Par extension, et durant la même période historique, le terme désigne des phénomènes de répression anti-communiste après l'échec des soulèvements communistes en Finlande et en Hongrie.

En Russie

La terreur des « blancs » renvoie à toute une série d'actions contre-révolutionnaires, en réponse à la Révolution russe de 1917, qui ont eu lieu lors de la guerre civile russe. Cette « terreur blanche » envers les « rouges », menée sous le commandement des officiers de l'ancienne armée tsariste (en particulier Kornilov, Dénikine, Wrangel, Krasnov, Koltchak, généraux des armées blanches), est assumée et revendiquée. Le général Kornilov déclare ainsi en décembre 1917 : « Même si nous avons à brûler la moitié de la Russie et à verser le sang des trois quarts de la population, nous devrons le faire si c'est nécessaire pour sauver la Russie[1] ».

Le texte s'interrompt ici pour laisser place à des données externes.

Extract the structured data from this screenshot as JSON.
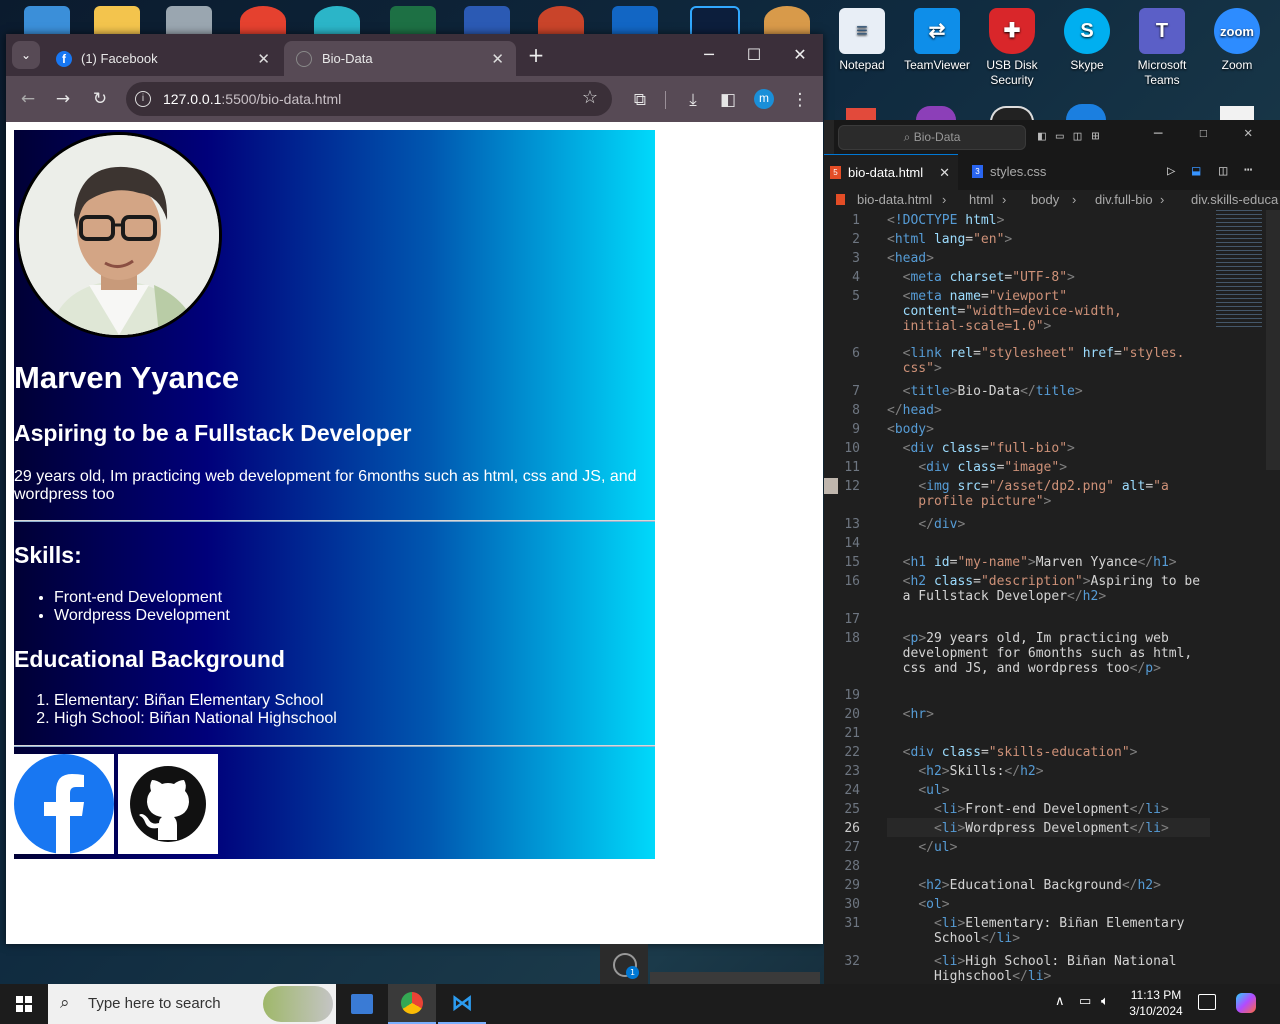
{
  "desktop": {
    "icons": [
      {
        "label": "Notepad",
        "color": "#e8eef6"
      },
      {
        "label": "TeamViewer",
        "color": "#0e8ee9"
      },
      {
        "label": "USB Disk Security",
        "color": "#d9262a"
      },
      {
        "label": "Skype",
        "color": "#00aff0"
      },
      {
        "label": "Microsoft Teams",
        "color": "#5b5fc7"
      },
      {
        "label": "Zoom",
        "color": "#2d8cff"
      }
    ]
  },
  "chrome": {
    "tabs": [
      {
        "label": "(1) Facebook"
      },
      {
        "label": "Bio-Data"
      }
    ],
    "url_host": "127.0.0.1",
    "url_rest": ":5500/bio-data.html",
    "profile_initial": "m"
  },
  "bio": {
    "name": "Marven Yyance",
    "description": "Aspiring to be a Fullstack Developer",
    "paragraph": "29 years old, Im practicing web development for 6months such as html, css and JS, and wordpress too",
    "skills_heading": "Skills:",
    "skills": [
      "Front-end Development",
      "Wordpress Development"
    ],
    "education_heading": "Educational Background",
    "education": [
      "Elementary: Biñan Elementary School",
      "High School: Biñan National Highschool"
    ]
  },
  "vscode": {
    "search": "Bio-Data",
    "tabs": [
      {
        "label": "bio-data.html"
      },
      {
        "label": "styles.css"
      }
    ],
    "breadcrumb": [
      "bio-data.html",
      "html",
      "body",
      "div.full-bio",
      "div.skills-educa"
    ]
  },
  "taskbar": {
    "search_placeholder": "Type here to search",
    "time": "11:13 PM",
    "date": "3/10/2024"
  }
}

Analyses de la nature de la Terreur blanche

Les massacres de la Terreur blanche sont postérieurs à la Révolution d'octobre mais ont anticipé comme le montre la déclaration de Kornilov en décembre 1917 ceux de la Terreur rouge. Au cours du congrès de fondation de l'Internationale communiste, en mars 1919, un texte est voté par les délégués sous l'intitulé Résolution sur la terreur blanche :

« À présent, les Krasnov et les Dénikine, jouissant de la collaboration bienveillante de l'Entente, ont tué et pendu des dizaines de milliers d'ouvriers, décimé, pour terroriser ceux qui restaient encore, ils laissèrent même pendant trois jours les cadavres pendus à la potence. Dans l'Oural et dans la Volga, les bandes de gardes-blancs tchécoslovaques coupèrent les mains et les jambes des prisonniers, les noyèrent dans la Volga, les firent enterrer vivant. En Sibérie, les généraux abattirent des milliers de communistes, une quantité innombrable d'ouvriers et de paysans[2]. »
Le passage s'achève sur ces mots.